14 Que vivam. Se todos os membros da igreja forem fiéis nos dízimos e nas ofertas, haverá suprimento abundante de recursos para levar adiante a obra do evangelho. Mais trabalhadores podem ser empregados e a vinda do Senhor será apressada. CBASD, vol. 6, p. 804.
15 Melhor me fora morrer. A declaração parece exagerada, até que se perceba que Paulo não busca a glória pessoal, mas a glória de Deus, como mostram os versículos seguintes. CBASD, vol. 6, p. 805.
19 Fiz-me escravo. Paulo estava disposto a trabalhar em favor do bem-estar dos outros, como o faz o escravo sem recompensa ou pagamento. Os ministros de Deus devem estar prontos a se adaptar e adaptar seus métodos ao modo de vida daqueles pelos quais trabalham. CBASD, vol. 6, p. 807.
22 Fraco. Aqueles cuja compreensão do evangelho era limitada e que podiam se ofender com coisas que eram perfeitamente legítimas. CBASD, vol. 6, p. 808.
24 Correi. Todos os que competiam nas corridas gregas se esforçavam ao máximo para ganhar o prêmio. Usavam toda habilidade e todo vigor adquiridos por meio de treinamento intensivo. Nenhum deles era indiferente, apático ou descuidado. A coroa da vida eterna é oferecida a todos, mas somente os que se sujeitam ao treinamento terão o prêmio. CBASD, vol. 6, p. 809.
25 Em tudo se domina.
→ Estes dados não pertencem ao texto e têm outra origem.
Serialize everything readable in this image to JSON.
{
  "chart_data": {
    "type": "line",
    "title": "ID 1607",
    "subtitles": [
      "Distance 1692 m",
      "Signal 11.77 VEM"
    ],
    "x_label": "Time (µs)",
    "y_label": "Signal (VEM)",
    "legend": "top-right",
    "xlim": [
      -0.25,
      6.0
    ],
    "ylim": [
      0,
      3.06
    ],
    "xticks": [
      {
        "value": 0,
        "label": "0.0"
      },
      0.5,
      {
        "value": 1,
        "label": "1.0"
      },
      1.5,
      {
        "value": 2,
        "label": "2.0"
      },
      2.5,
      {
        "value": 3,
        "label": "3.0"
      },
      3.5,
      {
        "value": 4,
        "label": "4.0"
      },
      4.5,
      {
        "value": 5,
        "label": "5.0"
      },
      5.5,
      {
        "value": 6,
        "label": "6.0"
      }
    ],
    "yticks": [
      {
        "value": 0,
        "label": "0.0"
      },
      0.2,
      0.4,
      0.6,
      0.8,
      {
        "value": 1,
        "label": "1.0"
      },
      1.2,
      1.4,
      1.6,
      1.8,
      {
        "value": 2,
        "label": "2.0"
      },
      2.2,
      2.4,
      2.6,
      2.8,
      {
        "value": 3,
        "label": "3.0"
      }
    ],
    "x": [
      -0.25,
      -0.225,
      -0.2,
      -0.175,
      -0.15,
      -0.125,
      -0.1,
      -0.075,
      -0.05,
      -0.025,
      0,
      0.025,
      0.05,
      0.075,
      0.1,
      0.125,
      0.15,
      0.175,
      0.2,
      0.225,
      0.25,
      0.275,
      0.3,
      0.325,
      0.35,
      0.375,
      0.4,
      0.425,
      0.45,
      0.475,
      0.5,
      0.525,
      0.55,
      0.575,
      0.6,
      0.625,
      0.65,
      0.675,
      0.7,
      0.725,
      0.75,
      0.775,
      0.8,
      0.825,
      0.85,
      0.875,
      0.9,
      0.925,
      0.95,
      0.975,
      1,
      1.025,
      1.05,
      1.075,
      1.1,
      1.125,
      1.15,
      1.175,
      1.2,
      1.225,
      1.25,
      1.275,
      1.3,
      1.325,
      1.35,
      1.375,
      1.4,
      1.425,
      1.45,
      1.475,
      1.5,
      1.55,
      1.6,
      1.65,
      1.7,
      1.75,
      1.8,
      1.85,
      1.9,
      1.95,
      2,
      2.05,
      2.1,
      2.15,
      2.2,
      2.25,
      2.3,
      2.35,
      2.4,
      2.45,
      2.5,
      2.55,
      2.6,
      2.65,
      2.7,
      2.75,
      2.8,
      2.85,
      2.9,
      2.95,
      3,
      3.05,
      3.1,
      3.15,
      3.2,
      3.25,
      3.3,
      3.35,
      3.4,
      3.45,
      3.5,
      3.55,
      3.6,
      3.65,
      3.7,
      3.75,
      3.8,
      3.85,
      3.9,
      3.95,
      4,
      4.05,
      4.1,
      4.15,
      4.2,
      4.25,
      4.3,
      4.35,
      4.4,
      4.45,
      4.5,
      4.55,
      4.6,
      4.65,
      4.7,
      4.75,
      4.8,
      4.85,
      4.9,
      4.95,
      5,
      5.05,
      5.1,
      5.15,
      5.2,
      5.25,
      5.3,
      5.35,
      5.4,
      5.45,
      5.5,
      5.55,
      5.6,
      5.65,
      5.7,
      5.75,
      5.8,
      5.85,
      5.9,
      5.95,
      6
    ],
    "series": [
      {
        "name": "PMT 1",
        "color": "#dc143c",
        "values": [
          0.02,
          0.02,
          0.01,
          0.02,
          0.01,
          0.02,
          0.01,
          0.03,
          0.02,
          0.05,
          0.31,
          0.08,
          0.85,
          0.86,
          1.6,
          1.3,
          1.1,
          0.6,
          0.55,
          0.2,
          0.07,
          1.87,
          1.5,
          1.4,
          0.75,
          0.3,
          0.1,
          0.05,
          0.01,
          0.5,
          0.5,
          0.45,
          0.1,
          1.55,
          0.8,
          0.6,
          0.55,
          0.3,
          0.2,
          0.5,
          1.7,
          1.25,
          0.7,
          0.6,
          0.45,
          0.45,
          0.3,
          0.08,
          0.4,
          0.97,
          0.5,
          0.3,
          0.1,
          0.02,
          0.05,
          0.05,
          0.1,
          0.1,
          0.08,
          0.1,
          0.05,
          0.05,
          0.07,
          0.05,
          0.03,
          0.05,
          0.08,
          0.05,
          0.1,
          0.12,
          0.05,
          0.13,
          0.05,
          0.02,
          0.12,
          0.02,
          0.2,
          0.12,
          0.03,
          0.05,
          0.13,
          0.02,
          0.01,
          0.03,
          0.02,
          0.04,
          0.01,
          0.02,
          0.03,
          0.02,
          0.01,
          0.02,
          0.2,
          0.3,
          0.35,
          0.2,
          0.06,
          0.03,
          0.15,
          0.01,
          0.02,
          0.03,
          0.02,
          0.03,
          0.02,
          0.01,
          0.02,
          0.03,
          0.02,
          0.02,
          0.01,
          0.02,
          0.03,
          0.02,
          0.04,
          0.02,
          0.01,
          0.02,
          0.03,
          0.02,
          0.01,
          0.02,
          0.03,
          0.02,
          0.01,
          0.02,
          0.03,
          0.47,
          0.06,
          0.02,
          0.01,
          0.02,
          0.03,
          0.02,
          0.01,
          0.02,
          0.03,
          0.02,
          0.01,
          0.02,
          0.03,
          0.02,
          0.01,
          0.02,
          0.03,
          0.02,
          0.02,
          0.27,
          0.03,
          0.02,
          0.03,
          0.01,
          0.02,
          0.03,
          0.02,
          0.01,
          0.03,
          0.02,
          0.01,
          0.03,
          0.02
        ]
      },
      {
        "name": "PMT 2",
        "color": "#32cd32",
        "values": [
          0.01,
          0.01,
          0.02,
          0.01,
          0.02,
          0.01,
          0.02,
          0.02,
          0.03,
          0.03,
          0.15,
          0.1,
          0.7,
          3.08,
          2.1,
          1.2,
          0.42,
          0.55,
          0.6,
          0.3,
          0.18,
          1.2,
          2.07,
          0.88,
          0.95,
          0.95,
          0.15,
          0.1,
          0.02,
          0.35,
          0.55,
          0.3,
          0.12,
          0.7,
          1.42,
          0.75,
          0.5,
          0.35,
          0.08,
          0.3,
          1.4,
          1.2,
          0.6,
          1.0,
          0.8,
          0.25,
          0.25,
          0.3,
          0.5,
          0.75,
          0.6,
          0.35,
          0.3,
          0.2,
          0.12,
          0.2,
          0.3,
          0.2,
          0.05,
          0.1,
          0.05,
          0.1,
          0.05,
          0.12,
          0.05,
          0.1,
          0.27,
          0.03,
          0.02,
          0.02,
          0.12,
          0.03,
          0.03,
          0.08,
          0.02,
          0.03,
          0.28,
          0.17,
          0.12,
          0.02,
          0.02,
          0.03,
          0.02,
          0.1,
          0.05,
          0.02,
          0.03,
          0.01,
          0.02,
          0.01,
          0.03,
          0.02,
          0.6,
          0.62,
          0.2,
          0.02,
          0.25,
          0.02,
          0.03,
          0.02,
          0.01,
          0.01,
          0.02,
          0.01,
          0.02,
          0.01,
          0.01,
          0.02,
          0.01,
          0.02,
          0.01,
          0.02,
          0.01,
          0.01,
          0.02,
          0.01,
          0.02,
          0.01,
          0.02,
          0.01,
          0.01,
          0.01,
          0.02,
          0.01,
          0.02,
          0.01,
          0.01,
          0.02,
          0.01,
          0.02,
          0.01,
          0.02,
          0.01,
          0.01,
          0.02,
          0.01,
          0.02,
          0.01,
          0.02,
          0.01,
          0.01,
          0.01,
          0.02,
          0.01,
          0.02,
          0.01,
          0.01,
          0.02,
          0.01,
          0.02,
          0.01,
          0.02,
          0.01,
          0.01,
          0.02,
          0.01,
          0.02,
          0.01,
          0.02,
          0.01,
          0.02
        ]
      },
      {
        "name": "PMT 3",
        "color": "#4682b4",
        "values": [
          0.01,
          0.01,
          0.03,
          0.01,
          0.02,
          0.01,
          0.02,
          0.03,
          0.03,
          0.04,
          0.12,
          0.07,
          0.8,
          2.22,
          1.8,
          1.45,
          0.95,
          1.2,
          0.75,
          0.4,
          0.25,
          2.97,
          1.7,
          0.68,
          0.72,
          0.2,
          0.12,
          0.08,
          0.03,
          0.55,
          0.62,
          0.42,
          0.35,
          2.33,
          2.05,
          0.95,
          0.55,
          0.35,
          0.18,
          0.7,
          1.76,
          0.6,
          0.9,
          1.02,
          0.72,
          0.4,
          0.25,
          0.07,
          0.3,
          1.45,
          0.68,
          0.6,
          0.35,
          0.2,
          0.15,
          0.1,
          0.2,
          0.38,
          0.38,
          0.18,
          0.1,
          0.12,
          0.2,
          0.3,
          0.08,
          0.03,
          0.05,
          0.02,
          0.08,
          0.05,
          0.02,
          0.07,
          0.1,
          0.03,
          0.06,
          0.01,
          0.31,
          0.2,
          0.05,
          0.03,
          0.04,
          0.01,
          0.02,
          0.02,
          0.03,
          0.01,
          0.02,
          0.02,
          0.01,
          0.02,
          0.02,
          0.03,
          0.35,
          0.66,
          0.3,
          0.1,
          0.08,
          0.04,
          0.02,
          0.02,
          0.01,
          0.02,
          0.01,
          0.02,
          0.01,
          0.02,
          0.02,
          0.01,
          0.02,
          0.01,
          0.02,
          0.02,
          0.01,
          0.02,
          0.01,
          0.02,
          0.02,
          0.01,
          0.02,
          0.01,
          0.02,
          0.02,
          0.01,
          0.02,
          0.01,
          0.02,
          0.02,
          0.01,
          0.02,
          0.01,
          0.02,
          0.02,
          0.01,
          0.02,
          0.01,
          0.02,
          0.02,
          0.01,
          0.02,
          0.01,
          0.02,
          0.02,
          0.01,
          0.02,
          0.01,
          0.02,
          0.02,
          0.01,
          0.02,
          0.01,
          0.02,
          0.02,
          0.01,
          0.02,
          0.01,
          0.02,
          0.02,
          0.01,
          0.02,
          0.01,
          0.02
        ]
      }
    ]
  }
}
Do gr. egkrateuomai, “exercer autocontrole”. Para ter esperança de vitória, um atleta que competia devia ser capaz de controlar seus desejos e apetites. Mais que isso, devia ser capaz de fazer o corpo responder de imediato aos comandos da mente e derrotar a indolência natural e a relutância a se esforçar, que com frequência aflige o ser humano. Devia se abster de tudo que pudesse estimular, excitar e enfraquecer, como o vinho, uma vida desregrada e passional e as complacências exageradas. Devia ter autocontrole em tudo, não apenas no que é claramente prejudicial. Devia comer e beber com moderação e rejeitar por completo tudo que pudesse enfraquecer o corpo. CBASD, vol. 6, p. 809.
27 E o reduzo à escravidão. Literalmente, “levar à escravidão”, portanto, “tornar um servo de”. Paulo mostra assim seu firme propósito de obter vitória absoluta sobre todas as inclinações, paixões e tendências corruptas. Para ele não havia meio termo. Sabia que devia ser uma luta até o final, sem se importar com o sofrimento e a angústia da natureza terrena; o ma! que lutava contra suas aspirações espirituais devia morrer. CBASD, vol. 6, p. 811.